A Christmas Carol
With the possible exception of Polar Express (which doesn’t really have a reason to exist in any form), it’s difficult to see why Robert Zemeckis chose the form he did for his all-CGI, motion capture movies. Other than not wanting to venture outside to make them.
If we leave aside the uncanny valley aspects of the virtual cadavers that populate this retelling of Dickens’ tale, what’s most striking is that the rendering is so lacking in imagination. Sure, there’s a surfeit of virtual camera swoops and 3D giddiness… if you happen to be watching in 3D. Otherwise, the look is fairly mundane.
Jim Carrey’s Scrooge is both a proficient performance and a strong design.

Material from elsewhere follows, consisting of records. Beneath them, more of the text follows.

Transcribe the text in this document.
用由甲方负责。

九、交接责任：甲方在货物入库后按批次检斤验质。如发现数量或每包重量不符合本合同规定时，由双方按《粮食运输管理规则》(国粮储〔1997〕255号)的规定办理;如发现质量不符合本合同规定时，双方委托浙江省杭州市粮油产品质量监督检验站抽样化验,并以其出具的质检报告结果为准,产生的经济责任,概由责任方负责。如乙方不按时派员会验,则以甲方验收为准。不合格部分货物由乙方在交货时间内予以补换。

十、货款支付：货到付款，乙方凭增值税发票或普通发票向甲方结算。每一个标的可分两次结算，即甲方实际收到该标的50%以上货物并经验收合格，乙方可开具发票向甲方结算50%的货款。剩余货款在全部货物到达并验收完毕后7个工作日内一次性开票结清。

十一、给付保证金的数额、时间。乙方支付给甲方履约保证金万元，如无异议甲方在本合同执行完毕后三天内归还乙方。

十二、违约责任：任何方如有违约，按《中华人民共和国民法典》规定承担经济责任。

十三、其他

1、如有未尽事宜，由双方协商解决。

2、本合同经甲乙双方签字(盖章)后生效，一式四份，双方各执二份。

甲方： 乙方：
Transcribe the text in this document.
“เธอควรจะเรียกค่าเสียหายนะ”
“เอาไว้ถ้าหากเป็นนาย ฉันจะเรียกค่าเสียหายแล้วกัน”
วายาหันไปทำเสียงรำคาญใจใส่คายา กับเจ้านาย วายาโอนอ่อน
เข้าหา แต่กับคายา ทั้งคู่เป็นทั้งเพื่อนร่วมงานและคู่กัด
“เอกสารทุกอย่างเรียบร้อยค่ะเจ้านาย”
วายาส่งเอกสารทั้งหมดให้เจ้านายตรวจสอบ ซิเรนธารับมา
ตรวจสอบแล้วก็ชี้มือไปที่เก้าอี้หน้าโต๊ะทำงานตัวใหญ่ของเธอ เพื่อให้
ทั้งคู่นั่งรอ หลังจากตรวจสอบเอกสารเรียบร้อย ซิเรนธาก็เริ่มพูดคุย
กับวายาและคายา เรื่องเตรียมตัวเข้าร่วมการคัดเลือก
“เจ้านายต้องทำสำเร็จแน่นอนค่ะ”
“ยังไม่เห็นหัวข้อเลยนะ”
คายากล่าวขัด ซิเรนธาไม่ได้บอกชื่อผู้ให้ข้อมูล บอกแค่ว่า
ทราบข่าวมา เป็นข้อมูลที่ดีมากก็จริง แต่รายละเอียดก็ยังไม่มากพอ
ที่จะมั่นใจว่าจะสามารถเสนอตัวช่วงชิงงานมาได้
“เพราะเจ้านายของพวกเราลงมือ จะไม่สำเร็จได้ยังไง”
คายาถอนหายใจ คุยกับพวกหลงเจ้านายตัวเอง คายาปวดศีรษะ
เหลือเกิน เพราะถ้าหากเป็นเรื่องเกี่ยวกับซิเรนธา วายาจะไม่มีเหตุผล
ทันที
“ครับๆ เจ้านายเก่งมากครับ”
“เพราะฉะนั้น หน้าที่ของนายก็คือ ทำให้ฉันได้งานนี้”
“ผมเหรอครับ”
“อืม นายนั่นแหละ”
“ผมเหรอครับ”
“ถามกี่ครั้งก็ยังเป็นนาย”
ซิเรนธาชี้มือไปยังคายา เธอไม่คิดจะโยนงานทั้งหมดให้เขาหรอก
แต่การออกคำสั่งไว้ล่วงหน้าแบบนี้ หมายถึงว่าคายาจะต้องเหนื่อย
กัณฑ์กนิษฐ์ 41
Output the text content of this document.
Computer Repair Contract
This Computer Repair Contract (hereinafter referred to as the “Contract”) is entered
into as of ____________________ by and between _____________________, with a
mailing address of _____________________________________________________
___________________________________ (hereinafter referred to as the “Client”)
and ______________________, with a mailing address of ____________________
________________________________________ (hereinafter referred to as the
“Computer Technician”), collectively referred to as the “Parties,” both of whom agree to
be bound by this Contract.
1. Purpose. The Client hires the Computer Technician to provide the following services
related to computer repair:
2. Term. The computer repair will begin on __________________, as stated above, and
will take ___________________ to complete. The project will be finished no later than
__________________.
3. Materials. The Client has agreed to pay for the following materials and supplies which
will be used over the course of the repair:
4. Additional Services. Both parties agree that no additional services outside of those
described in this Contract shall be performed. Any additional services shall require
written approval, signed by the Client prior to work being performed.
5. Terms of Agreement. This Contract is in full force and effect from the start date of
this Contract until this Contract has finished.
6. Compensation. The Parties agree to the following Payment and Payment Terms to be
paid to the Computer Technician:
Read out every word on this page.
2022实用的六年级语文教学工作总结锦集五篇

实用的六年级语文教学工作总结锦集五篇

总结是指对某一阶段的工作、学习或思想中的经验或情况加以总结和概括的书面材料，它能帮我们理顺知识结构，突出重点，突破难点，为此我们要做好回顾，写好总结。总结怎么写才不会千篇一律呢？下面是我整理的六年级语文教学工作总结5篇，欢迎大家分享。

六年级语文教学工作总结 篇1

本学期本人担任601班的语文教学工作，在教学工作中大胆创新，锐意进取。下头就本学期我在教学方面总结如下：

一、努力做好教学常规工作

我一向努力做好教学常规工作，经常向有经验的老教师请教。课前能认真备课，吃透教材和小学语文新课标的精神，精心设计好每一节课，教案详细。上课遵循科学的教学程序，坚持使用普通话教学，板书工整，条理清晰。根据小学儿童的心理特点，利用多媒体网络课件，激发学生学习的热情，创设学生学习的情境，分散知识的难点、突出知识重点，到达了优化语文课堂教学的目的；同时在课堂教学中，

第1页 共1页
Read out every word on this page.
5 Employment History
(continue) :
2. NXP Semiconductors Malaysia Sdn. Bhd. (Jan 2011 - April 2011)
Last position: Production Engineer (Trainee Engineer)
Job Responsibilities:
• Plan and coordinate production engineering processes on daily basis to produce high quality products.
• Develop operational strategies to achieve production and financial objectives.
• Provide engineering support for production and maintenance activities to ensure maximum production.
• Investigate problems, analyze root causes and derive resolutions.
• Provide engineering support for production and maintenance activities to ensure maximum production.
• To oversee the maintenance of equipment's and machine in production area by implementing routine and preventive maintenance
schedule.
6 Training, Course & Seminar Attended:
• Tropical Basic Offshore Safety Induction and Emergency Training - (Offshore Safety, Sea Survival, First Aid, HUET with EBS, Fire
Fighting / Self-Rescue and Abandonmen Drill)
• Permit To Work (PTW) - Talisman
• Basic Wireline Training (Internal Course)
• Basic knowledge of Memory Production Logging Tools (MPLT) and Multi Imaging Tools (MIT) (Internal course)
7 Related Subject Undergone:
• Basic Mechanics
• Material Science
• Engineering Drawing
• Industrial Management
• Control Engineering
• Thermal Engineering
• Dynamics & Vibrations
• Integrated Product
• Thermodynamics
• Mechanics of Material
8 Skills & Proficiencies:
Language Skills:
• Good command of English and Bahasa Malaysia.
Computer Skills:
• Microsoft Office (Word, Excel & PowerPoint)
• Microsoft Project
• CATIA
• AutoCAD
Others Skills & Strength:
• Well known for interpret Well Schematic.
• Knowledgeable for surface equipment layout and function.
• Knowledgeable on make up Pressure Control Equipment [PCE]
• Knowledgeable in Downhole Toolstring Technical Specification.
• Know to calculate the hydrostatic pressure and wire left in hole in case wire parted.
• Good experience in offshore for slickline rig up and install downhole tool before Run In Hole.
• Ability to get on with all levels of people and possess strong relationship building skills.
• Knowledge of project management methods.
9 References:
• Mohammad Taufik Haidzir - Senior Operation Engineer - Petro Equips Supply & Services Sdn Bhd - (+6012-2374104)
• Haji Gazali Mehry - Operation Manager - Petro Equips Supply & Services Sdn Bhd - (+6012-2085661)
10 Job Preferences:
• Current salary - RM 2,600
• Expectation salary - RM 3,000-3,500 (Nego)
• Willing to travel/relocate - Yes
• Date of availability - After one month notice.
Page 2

But elsewhere his multiple roles wear thin; the Ghosts of Christmas Past and Present don’t even attempt to disguise his features, and the former is so minimalist as to make you wonder if someone forgot to include a vital character file in the final edit. This isn’t a case of multi-tasking that will go down in cinema history with Peter Sellers in Dr Strangelove; more likely it will rank with Jack Nicholson in Mars Attacks!
Elsewhere, Gary Oldman and Colin Firth deliver performances that have the effect of wishing you could actually see the actors. If this is someone’s first encounter with the story, it’s likely to prove reasonably serviceable, but there are so many other superior versions out there to choose from.